Consider the structure upon which your marketing is built – the 4Ps of Product, Place, Price and Promotion as it used to be called. Businesses are now encouraged to focus on the 4Es (Experience, Everyplace, Exchange and Evangelism). I prefer the 4Ps because there’s no doubt what you have to do. They represent a structure for putting the right product (or service) in the right place at the right price at the right time. The implication being that you’ve established your brand and know who you’re targeting. That still seems pretty relevant to me.

And that’s the starting point for your content – what your business is about (Brand) and for whom (Audience). Your Brand is how you do what you do and why so it’s crystal clear to someone that you’re a good fit so they’ve no need to look elsewhere. Audience is the wider group of people who influence your customers – employees, suppliers, family, friends, celebrities, academics, industry sectors, etc, etc. Customers are the ultimate target of course, but getting to them through others is sometimes even more effective.

Know your brand and your audience and you know what to communicate – the topics and tone you need to focus on in your content. And what to ignore.

Understanding your audience also gives you an appreciation of how to reach them. What kind of website, which social media platforms – which off-line activities? Get content right and other stuff falls into place – trust me, I’m a copywriter.

Curate or deflate?

Curate. A word that used to be confined to the world of galleries and museums. But it’s relevant to content as it means to select, organise and look after. Digital gives you the ability to communicate with people immediately and in different ways so you need to be selective in what you present to them. Get to the point and keep to the point.

So here’s the thing: you get a cold call / unsolicited email / boosted post / pushy LinkedIn invite to connect. Question: Why does this (usually) make you cross? Answer:¬†Probably because they’ve interrupted your day with inconsequential sales speak and boring generic content.

What if they’d provided proof that they understand you and know what you want (maybe before you do), that they can solve some specific problems and challenges, or simply enhance your life? You still might not respond but I bet the next time they appear on the horizon, you’ll be a bit more curious.

Building relationships – that’s how it works. And that’s what you build a content strategy round. Otherwise ‘curation’, with its emphasis upon care and careful selection, really is an inappropriate word.

So the question is: do you curate or deflate?

Content curated just for your audience

The basis of good content is engaging people with tales of what you do and how, and why you are relevant to them. It means knowing your business as a brand, and understanding your wider audience. Then you can create content that conveys what you do, and how it’s relevant to people’s specific situation. Content that rings true and makes sense all the time. Relating instead of selling. Being technical, alarming, informative, educational, reassuring – all those things. Just make it relevant to the reader – always. Just don’t let the bright lights of digital marketing blind you to communicating effectively.

Creating the right content calls for creativity, investigation and diligence. This is true for online, print, face-to-face – across all your points of contact, explain what you do and be consistent. You may feel you offer the same thing as another business – even more reason to customise your content. In reality you do things differently – exceptionally well or just right for certain people. That’s what you talk about. Your brand and why you know it’s right for them.

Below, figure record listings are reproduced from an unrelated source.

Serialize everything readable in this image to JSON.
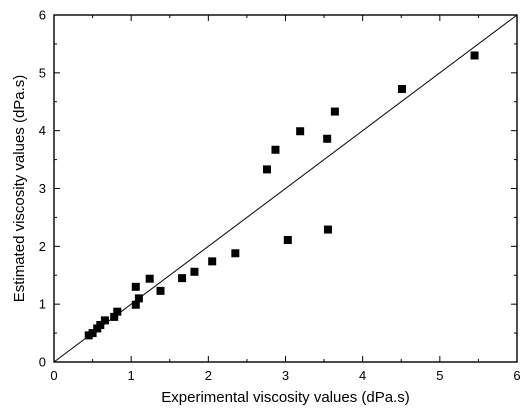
{
  "chart_data": {
    "type": "scatter",
    "title": "",
    "xlabel": "Experimental viscosity values (dPa.s)",
    "ylabel": "Estimated viscosity values (dPa.s)",
    "xlim": [
      0,
      6
    ],
    "ylim": [
      0,
      6
    ],
    "x_ticks": [
      "0",
      "1",
      "2",
      "3",
      "4",
      "5",
      "6"
    ],
    "y_ticks": [
      "0",
      "1",
      "2",
      "3",
      "4",
      "5",
      "6"
    ],
    "grid": false,
    "legend": "none",
    "marker": "filled-square",
    "marker_color": "#000000",
    "reference_line": {
      "type": "y=x",
      "from": [
        0,
        0
      ],
      "to": [
        6,
        6
      ]
    },
    "points": [
      {
        "x": 0.45,
        "y": 0.46
      },
      {
        "x": 0.5,
        "y": 0.5
      },
      {
        "x": 0.56,
        "y": 0.58
      },
      {
        "x": 0.6,
        "y": 0.64
      },
      {
        "x": 0.66,
        "y": 0.72
      },
      {
        "x": 0.78,
        "y": 0.78
      },
      {
        "x": 0.82,
        "y": 0.87
      },
      {
        "x": 1.06,
        "y": 0.99
      },
      {
        "x": 1.06,
        "y": 1.3
      },
      {
        "x": 1.1,
        "y": 1.1
      },
      {
        "x": 1.24,
        "y": 1.44
      },
      {
        "x": 1.38,
        "y": 1.23
      },
      {
        "x": 1.66,
        "y": 1.45
      },
      {
        "x": 1.82,
        "y": 1.56
      },
      {
        "x": 2.05,
        "y": 1.74
      },
      {
        "x": 2.35,
        "y": 1.88
      },
      {
        "x": 2.76,
        "y": 3.33
      },
      {
        "x": 2.87,
        "y": 3.67
      },
      {
        "x": 3.03,
        "y": 2.11
      },
      {
        "x": 3.19,
        "y": 3.99
      },
      {
        "x": 3.54,
        "y": 3.86
      },
      {
        "x": 3.55,
        "y": 2.29
      },
      {
        "x": 3.64,
        "y": 4.33
      },
      {
        "x": 4.51,
        "y": 4.72
      },
      {
        "x": 5.45,
        "y": 5.3
      }
    ]
  }
}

Create an authentic brand and tell people why you matter, why they should take notice. If you reflect personality and capability, and it finds its way to your particular receptive audience then you have the golden opportunity of encouraging them to take action.

Businesses spend vast amounts of money and time on creating websites and setting up social media platforms. Sadly, what’s communicated – the content – is often an afterthought.

Content should never be an seen as separate from your business and certainly not afterthought.

Your content is integral to your business success

Digital marketing is changing all the time but one thing remains true: relevant and dynamic content is integral to the success of your business.

Generic content is a communication killer – it just isn’t good enough. Content should be personal to your audience. You’ll only achieve this if you make content part of your day job not something you do grudgingly and reluctantly.

People are out there searching for a brand like yours – if only you could attract their attention.